John Bald is a former Ofsted inspector and vice-chair of the Conservative Education Society.
At a presidential candidate meeting in Hertfordshire (not Cambridgeshire, as he thought) in 2019, Jeremy Hunt replied to my question about the Academy scandals that “I should concentrate on what was going right, not what was going wrong.” Now we see where that kind of thinking has led us. In my last article, I listed what I think we have achieved since 2010. This one will focus on what has gone wrong, why, and how similar mistakes can be avoided in the future.
The first mistake was cutting education far more than was necessary to meet Treasury targets and fund the transition to academisation. Something had to be done to combat the complacency of local authorities, who were content to do nothing about failing schools and blame all the problems on the evil Tories. Mossbourne Community Academy, which I led to the first Conservative seat in 2005, had an immediate and dynamic effect on local schools, which were forced to look at their own results and start competing.
Michaela has achieved even more. Her philosophy of “fee-free public education” and her motto “Work hard, be kind” are spreading to other schools and becoming a national principle. Allowing almost anyone to open a free school – and the government was specifically warned not to extend this to Steiner schools – discredited the idea of Free Schools and strengthened the resistance of local authorities, who set about making life as difficult as possible for them with every weapon at hand, including tolerating bad behaviour in the name of special needs and disabilities (SEND). Forcing other schools to become academies and using Ofsted as a weapon to suspend them for minor offences to speed up this process was worse, and antagonised the entire education profession. This policy, developed in secret and made public by Nicky Morgan in 2016, has seen Conservative support among teachers fall from 13 per cent in 2019 to less than 5 per cent in a recent poll. Conservative policies have never enjoyed majority support among teachers. This is no reason to eliminate this support altogether.
Ofsted’s trouble began with the appointment of Sir Michael Wilshaw, one of the most distinguished headteachers in history, as chief inspector. Sir Michael told the Education Select Committee that he was wholly unprepared for the task and that it was not the right job for him. The skills of a headteacher – primarily a leader and manager – and a chief inspector – an assessor of other people’s work and the effectiveness of policies – are different. Labour gutted the inspectorate in 2005 by replacing its emphasis on first-hand evidence with adherence to a new set of government policies. Instead of a return to HMI inspection principles, the government doubled down on unconstitutional Labour tyranny and set us on the path to Caversham.
The next loser is David Willetts’ proposal to treble university fees, along with a crippling interest rate. Willetts ignored the advice of senior figures about the devastating effect this would have on young people, and at the same time forced the Open University to increase its fees in line with the Liberal Democrats’ idea of a graduate tax, thereby restricting access to older students. Compared with this, replacing the NGOs we had worked so hard to abolish with one big NGO, the Education Endowment Foundation, staffed by New Labour officials and people opposed to Conservative principles, seems a trifle. It has done nothing, given our opponents a lever for debate, and cost hundreds of millions.

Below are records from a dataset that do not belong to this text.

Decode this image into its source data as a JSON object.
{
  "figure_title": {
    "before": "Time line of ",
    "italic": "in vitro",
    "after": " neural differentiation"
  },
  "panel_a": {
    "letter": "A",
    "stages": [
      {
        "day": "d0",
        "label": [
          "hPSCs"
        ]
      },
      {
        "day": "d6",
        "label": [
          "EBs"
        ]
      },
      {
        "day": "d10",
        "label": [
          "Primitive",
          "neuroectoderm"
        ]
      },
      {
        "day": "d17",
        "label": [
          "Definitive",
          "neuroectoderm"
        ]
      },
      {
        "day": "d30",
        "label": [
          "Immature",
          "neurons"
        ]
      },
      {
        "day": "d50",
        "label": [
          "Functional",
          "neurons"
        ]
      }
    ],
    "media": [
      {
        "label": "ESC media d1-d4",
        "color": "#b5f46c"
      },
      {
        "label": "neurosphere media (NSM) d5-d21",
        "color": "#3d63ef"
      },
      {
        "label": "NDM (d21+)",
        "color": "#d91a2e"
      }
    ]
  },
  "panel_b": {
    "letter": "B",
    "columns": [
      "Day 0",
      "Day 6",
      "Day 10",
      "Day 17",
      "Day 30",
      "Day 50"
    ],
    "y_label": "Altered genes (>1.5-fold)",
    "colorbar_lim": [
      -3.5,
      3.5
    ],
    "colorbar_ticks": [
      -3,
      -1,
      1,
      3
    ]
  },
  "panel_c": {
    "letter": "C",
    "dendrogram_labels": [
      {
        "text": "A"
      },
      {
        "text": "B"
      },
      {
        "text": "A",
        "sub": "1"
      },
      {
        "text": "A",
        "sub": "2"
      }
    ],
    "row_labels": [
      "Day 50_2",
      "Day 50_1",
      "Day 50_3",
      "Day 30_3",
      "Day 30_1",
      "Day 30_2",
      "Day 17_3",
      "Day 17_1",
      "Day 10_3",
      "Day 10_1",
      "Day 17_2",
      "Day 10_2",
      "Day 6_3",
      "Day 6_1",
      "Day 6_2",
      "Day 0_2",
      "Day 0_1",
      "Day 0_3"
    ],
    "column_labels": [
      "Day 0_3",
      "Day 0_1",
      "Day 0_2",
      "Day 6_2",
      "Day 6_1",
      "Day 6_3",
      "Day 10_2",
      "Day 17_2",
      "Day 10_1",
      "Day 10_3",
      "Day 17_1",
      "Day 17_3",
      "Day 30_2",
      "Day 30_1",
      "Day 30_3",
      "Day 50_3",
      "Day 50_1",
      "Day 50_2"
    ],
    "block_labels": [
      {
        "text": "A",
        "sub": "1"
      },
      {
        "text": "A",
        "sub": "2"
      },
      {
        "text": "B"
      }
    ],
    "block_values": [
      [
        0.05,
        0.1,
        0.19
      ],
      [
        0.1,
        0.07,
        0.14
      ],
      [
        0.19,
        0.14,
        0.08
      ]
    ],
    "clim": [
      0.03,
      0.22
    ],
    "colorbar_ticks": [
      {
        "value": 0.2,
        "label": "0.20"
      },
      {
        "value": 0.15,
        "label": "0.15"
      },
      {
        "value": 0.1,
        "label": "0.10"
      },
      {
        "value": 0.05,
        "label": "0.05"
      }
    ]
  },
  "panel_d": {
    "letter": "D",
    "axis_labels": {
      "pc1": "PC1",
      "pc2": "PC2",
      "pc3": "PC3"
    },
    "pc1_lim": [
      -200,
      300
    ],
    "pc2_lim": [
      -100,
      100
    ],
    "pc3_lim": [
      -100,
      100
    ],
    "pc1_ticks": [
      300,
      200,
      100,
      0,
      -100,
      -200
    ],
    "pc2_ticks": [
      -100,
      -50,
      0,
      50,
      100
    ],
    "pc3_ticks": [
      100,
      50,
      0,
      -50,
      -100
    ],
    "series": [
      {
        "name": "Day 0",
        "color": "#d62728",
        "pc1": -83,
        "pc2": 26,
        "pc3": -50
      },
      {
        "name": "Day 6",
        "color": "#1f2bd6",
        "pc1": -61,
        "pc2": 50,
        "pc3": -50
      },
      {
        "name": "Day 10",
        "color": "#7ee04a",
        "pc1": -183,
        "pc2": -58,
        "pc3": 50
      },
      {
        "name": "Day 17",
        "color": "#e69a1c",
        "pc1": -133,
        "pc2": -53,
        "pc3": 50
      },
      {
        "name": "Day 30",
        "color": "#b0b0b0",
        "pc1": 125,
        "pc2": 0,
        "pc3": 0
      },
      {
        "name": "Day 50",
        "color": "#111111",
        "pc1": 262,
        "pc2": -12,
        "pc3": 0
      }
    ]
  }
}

A longer list of errors stems from a lack of attention to detail. I was on the side of phonics as the basis of reading during the reading wars of the 1980s, and I have the scars to prove it, but the approach backed by this government and the Labour Party does not take sufficient account of the influx of French into English since the Norman Conquest, and the fact that around a third of English letter patterns originally represented the sounds of other languages. The reintroduction of grammar, spearheaded by the Labour Party adviser, was hampered by terminology such as the notorious “frontal adverb”. Most teachers had to look it up in the dictionary and were forced to use it against their better judgment. Ebacc, which saved languages from oblivion, was overloaded from its basic core to the point of driving other subjects out. It may not last until Christmas. Forcing GCSE retakes on 16-year-olds, rather than designing courses to meet their basic skills needs, led to a catastrophic failure rate and huge pressure on their teachers.
Finally, Cummings, Truss and the neoliberal agenda. Cummings, intelligent but impulsive, appealed to Tory politicians for his ability to demolish the mould and think outside the box, but he lacked a clear vision of the consequences of his ideas, as did Truss with the wider impact of her neoliberal economics. They, the donors who sponsored them, and David Cameron, who bought into Truss’s agenda and promoted it, are the main authors of our rejection by voters. We must learn from their mistakes as we rebuild.